The tension between clubs and FIFA is not merely financial; it is philosophical. FIFA operates, at least in its public pronouncements, as the guardian of football's universal values -- development, solidarity, the global growth of the game. The major European clubs operate as businesses, and while many of them invest significantly in community programs and youth development, their primary fiduciary duty is to their shareholders or members, not to the global football community. When these two value systems collide -- when FIFA schedules a World Cup that extracts value from clubs without compensating them, or when clubs threaten to withhold players from international duty to protect their commercial interests -- the collision reveals the fundamental incoherence at the heart of football's governance: the sport's most important institutions are accountable to different constituencies with different interests, and there is no mechanism for resolving conflicts between them.

The 2026 World Cup will not, in all likelihood, produce a rupture. The clubs are not going to instruct their players to boycott the tournament, a move that would alienate fans, breach contracts, and invite legal challenges that no club wants to fight. The players themselves, whatever their fatigue, are not going to decline call-ups to the World Cup, the tournament that every footballer dreams of playing. But the underlying tensions will persist, and they will surface in the negotiations over the 2030 and 2034 tournaments, in the ongoing battles over the Club World Cup's format and scheduling, and in the slow, grinding institutional struggle that will determine who controls football's most valuable resource: the players' time.

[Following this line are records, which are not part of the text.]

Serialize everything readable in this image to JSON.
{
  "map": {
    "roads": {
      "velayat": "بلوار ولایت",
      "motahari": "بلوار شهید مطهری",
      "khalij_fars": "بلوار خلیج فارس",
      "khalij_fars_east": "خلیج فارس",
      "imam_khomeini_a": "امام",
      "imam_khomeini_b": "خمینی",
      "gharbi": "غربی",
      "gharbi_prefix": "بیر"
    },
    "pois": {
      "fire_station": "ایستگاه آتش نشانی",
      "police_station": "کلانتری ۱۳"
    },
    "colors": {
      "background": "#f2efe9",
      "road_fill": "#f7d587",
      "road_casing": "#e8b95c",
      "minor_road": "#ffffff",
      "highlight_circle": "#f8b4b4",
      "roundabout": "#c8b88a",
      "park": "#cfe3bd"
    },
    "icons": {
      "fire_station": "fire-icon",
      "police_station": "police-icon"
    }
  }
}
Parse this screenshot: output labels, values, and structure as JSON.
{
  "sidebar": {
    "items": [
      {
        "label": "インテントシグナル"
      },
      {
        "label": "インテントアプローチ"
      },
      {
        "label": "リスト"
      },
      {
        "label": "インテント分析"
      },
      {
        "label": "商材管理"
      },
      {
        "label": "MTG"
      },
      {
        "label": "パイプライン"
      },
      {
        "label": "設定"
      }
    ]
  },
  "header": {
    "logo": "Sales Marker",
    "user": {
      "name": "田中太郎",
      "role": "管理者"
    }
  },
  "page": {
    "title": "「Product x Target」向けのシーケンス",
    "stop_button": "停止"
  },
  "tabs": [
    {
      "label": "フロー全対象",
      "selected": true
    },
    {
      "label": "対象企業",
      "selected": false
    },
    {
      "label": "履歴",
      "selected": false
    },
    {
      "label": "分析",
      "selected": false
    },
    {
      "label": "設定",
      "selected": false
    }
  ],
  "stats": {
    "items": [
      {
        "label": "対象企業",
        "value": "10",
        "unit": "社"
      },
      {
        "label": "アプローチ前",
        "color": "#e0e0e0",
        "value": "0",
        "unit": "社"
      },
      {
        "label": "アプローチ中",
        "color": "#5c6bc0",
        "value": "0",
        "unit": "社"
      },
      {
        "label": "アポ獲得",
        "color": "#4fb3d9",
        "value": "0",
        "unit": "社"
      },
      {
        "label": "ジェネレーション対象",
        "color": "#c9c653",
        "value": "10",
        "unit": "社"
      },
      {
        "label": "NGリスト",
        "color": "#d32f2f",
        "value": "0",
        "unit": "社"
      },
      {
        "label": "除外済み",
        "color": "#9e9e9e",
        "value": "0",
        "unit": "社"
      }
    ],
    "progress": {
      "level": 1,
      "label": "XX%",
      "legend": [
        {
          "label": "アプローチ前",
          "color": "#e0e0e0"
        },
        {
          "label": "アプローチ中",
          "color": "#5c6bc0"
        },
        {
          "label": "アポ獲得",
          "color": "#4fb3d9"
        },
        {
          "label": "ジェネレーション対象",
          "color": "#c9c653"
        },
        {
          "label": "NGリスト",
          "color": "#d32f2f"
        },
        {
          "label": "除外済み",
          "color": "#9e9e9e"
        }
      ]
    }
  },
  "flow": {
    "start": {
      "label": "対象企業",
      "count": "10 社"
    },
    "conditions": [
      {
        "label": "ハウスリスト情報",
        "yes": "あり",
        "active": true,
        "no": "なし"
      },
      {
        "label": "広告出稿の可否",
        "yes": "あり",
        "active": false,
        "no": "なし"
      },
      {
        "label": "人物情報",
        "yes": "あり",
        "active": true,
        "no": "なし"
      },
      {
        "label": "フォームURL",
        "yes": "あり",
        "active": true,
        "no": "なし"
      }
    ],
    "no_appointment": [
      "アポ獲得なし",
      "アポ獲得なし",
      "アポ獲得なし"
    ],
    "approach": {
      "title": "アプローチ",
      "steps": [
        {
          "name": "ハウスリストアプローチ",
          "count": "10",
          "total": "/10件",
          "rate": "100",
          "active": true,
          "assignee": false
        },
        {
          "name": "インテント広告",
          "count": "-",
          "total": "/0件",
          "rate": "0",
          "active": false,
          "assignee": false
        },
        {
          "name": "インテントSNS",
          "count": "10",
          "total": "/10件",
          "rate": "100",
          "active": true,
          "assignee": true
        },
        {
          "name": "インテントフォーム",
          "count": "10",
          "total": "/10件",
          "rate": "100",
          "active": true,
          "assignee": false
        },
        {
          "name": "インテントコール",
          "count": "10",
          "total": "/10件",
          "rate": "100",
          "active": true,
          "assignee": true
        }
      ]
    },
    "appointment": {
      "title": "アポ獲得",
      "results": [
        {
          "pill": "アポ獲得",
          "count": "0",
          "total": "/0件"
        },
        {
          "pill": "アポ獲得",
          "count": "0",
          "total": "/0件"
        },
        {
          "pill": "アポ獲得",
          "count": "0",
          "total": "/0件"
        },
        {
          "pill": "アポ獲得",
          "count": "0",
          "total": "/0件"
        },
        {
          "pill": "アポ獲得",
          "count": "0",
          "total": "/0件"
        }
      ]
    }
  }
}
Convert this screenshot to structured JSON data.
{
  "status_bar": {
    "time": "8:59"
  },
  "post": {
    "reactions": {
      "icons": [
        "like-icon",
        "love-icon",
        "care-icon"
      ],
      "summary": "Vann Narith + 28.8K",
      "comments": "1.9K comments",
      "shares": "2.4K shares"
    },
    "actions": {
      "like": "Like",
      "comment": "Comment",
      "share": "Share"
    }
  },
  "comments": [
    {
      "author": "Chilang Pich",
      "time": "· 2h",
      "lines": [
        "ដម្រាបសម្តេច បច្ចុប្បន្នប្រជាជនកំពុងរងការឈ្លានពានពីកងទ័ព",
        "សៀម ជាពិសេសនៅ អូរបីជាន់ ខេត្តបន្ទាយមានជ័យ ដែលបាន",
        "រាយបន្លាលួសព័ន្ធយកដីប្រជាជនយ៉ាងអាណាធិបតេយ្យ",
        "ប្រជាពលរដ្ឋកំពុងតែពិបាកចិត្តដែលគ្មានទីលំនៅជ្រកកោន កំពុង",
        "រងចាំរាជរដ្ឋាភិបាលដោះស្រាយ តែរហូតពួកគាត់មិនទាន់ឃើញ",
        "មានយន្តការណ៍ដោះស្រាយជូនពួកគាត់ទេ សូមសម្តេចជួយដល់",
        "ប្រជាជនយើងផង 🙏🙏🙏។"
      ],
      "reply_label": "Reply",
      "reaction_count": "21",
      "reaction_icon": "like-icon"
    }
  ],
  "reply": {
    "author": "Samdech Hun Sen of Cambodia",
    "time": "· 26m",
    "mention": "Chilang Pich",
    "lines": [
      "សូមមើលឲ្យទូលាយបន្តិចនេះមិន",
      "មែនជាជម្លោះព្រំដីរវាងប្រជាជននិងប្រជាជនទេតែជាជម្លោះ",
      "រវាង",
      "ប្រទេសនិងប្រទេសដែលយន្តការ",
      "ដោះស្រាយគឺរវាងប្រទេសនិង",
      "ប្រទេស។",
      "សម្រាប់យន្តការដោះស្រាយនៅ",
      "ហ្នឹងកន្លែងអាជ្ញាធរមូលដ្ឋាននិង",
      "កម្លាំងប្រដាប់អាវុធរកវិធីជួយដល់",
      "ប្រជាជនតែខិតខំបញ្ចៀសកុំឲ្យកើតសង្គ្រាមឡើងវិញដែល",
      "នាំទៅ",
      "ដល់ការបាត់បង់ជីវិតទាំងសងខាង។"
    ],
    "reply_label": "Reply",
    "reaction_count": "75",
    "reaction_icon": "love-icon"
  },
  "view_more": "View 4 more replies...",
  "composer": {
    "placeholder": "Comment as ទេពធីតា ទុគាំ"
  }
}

In the meantime, the 2026 World Cup will proceed, and the clubs will watch with a mixture of pride and anxiety as their employees compete for the sport's greatest prize. Some of those employees will return injured. Some will return exhausted. Some will return diminished, the accumulated fatigue of a 60-match season compounded by the intensity of a World Cup run. And the clubs will add the cost of those injuries, that fatigue, that diminishment to the ledger of grievances they maintain against FIFA, waiting for the day when the balance of power shifts far enough for the ledger to be settled. That day is not yet here. But it is coming.